A three-judge panel of the 2nd Circuit appeals court said in April it did not have the authority to overturn circuit court precedent on the issue, but the appeals court then agreed to hear the case en banc in May.

In March, in Anonymous, Matthew Christiansen v. Unicom Group et al., a three-judge 2nd Circuit panel Circuit ruled in gay plaintiff’s favor, but on the basis of gender stereotyping discrimination, not because of sexual orientation. The appeals court has also agreed to reconsider that case en banc.

In April, the 7th U.S. Circuit Court of Appeals in Chicago also held in Kimberly Hively v. Ivey Tech Community College that sexual orientation is protected under Title VII, in a case filed by a lesbian college instructor.

But these rulings conflict with a March 2017 2-1 ruling by the 11th U.S. Circuit Court of Appeals in Atlanta in Jameka K. Evans v. Georgia Regional Hospital, which held that Title VII does not cover sexual orientation.

That lawsuit was filed by a lesbian security guard, who charged she was denied equal pay or work, harassed and physically assaulted or battered while at her job at Georgia Regional Hospital in Savannah.

In Monday’s ruling in the New York case, the majority opinion said based on precedent, there is no justification for a categorical rule excluding sexual orientation claims under Title VII.

“Title VII’s prohibition in sex discrimination applies to any practice in which sex is a motivating factor,” concludes the ruling.

It is a “subset of sex discrimination because sexual orientation is defined by one’s sex in relation to the sex of those to whom one is attracted, making it impossible for an employer to discriminate on the basis of sexual orientation without taking sex into account,” the ruling states.

“Sexual orientation is also based on assumptions or stereotypes about how members of a particular gender should be, including to whom they should be attracted.

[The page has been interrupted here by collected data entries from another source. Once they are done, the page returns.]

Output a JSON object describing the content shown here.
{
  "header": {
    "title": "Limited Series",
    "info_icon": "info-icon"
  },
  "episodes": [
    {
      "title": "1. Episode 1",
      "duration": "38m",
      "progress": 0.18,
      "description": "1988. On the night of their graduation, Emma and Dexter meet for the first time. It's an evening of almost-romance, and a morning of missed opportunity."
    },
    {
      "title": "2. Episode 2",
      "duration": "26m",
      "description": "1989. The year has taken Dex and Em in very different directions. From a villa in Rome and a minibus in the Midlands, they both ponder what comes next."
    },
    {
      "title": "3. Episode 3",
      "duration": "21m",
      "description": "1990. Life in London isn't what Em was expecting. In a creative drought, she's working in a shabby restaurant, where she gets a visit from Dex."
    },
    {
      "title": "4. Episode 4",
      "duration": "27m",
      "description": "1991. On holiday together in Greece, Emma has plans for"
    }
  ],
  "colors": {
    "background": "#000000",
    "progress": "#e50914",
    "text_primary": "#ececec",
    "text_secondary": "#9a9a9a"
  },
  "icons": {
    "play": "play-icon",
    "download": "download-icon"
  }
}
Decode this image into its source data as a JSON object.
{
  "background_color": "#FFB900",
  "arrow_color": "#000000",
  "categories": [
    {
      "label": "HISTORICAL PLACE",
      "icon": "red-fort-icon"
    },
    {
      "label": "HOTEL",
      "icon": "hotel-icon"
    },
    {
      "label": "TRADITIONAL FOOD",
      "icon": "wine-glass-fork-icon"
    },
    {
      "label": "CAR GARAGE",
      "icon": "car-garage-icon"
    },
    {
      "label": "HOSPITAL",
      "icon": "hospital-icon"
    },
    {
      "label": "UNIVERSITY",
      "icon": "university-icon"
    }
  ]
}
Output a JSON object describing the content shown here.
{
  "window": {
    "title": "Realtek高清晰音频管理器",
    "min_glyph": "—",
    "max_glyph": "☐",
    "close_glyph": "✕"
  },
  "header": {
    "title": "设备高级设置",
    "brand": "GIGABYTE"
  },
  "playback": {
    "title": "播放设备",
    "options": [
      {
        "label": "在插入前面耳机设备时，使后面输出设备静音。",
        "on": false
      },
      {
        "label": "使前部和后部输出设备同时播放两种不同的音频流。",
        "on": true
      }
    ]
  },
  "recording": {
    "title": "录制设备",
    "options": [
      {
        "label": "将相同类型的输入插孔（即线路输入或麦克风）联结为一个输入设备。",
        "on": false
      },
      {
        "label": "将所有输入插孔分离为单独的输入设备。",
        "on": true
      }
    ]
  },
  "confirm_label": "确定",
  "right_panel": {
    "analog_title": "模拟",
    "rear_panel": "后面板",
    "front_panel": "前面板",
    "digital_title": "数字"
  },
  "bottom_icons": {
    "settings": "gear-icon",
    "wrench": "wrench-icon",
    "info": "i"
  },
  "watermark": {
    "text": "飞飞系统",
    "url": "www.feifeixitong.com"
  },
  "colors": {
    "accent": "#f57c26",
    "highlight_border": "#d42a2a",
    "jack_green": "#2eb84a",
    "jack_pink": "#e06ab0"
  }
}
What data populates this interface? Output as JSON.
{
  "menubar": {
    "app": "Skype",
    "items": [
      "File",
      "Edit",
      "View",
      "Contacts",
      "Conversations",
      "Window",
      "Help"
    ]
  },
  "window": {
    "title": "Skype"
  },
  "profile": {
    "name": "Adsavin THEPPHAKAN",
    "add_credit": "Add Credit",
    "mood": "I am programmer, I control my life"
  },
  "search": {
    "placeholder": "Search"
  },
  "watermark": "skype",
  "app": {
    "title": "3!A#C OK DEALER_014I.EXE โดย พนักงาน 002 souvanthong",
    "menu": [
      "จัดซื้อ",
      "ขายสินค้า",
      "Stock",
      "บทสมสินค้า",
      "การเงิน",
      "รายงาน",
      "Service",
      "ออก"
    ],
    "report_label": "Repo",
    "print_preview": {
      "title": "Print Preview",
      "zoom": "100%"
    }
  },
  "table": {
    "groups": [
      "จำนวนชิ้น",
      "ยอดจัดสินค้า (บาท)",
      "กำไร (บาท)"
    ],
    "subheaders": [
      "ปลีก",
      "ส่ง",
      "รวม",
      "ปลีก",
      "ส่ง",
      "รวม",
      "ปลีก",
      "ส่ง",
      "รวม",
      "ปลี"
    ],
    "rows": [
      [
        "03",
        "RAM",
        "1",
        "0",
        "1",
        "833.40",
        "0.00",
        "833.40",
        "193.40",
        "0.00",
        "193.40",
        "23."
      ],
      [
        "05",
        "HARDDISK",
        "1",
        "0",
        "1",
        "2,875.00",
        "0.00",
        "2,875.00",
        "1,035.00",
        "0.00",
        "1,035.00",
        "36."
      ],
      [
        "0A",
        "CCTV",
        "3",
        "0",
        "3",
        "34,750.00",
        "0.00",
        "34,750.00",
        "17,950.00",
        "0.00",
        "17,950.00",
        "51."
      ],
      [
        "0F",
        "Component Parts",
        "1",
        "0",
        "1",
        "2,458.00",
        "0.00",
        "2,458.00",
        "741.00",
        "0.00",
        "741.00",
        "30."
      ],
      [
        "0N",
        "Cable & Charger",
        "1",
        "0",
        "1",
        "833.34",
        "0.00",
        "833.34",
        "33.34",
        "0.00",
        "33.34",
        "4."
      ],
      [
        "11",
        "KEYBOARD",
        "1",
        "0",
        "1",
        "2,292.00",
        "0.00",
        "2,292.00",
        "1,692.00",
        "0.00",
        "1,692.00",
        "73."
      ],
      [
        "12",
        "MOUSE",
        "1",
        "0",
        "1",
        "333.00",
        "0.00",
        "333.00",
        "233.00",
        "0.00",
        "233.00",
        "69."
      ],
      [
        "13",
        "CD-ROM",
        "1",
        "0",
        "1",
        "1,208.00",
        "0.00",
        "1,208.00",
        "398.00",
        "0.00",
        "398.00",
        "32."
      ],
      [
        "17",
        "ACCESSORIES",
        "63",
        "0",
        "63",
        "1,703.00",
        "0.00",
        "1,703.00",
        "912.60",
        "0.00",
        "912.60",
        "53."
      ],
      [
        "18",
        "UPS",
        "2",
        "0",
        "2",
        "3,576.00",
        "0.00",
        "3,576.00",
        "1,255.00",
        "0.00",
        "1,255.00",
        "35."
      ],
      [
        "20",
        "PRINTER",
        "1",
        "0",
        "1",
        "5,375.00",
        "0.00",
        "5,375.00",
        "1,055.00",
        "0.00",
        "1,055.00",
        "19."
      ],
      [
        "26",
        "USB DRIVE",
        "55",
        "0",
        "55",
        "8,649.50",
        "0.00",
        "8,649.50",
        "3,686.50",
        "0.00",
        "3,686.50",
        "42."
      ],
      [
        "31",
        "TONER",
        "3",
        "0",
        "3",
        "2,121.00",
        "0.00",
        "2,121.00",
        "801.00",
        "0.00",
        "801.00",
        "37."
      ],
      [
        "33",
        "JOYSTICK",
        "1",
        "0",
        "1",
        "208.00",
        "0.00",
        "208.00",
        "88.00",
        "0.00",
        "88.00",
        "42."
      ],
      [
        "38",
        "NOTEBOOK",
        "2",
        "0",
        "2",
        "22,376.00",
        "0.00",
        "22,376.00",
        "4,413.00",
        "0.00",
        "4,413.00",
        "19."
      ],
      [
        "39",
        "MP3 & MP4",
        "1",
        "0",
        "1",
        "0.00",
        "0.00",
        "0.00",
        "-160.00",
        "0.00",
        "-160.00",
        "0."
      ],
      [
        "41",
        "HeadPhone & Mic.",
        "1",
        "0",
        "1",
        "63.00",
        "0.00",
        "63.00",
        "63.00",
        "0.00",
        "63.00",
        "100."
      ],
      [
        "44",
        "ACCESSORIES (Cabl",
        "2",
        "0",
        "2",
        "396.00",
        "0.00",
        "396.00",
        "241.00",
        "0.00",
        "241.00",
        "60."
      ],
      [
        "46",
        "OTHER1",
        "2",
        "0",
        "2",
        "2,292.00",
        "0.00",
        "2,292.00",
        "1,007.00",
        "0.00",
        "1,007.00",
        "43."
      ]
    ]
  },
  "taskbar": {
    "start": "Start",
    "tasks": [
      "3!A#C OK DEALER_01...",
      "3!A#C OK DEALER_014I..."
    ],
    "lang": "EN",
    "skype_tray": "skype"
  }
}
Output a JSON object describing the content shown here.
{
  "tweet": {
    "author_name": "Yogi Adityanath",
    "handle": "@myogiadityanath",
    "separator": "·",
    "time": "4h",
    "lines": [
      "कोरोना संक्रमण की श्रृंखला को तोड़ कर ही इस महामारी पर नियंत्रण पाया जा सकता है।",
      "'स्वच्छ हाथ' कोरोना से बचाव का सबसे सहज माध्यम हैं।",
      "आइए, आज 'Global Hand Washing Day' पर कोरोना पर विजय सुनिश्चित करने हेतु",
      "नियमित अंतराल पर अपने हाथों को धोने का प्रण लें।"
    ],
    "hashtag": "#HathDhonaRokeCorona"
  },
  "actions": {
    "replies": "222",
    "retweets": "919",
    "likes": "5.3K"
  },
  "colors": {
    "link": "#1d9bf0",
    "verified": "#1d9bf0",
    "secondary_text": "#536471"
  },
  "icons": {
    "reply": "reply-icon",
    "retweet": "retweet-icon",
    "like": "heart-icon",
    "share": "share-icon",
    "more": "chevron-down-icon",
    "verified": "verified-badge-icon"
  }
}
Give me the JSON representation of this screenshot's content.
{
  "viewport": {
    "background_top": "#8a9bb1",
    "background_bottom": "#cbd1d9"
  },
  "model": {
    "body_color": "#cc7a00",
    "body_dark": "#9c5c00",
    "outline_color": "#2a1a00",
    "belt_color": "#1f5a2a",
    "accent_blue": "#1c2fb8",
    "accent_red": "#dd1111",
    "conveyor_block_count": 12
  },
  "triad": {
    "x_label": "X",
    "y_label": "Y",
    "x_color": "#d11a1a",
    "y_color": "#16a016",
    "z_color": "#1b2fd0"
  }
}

“Finally, sexual orientation discrimination is associational discrimination because an adverse employment action that is motivated by the employer’s opposition to association between members of particular sexes discriminates against an employee on the basis of sex.

“Each of these three perspectives is sufficient to support this Court’s conclusion and together they amply demonstrate that sexual orientation discrimination is a form of sex discrimination,” said the opinion.

“Although sexual orientation is ‘assuredly not the principal evil that Congress was concerned with when it enacted Title VII,’” said the ruling, in quoting a U.S. Supreme Court ruling, “statutory prohibitions often go beyond the principal evil to cover reasonably comparable evils.”

In addition to the majority ruling, there were three concurring opinions and two dissenting opinions. One of the dissenting opinions said, “I cannot conclude…as the majority does, that sexual orientation discrimination is a ‘subset’ of sexual discrimination...and is therefore included among the prohibited grounds of workplace discrimination listed in Title VII.”

Defense attorney Mark T. Phillis, a shareholder with Littler Mendelson P.C. in Pittsburgh, said one of the case’s unusual aspects of this case is conflicting amicus briefs submitted by the federal government.

The U.S. Equal Employment Opportunity Commission argued Title VII covers sexual orientation, while the U.S. Justice Department argued against it. There is now a “question of whether the defense in this case decides to appeal this case to the Supreme Court,” said Mr. Phillis.

He said the ruling does increase the likelihood of the Supreme Court considering the issue, although it is unclear whether it will wait until there is another en banc ruling that disagrees with the 2nd and 7th Circuit rulings. The 11th Circuit had declined to reconsider the issue en banc in the Evans case.

More immediately, he said, the 2nd Circuit ruling is likely to be cited in various cases on the issue that are now before U.S. District Courts, said Mr. Phillis.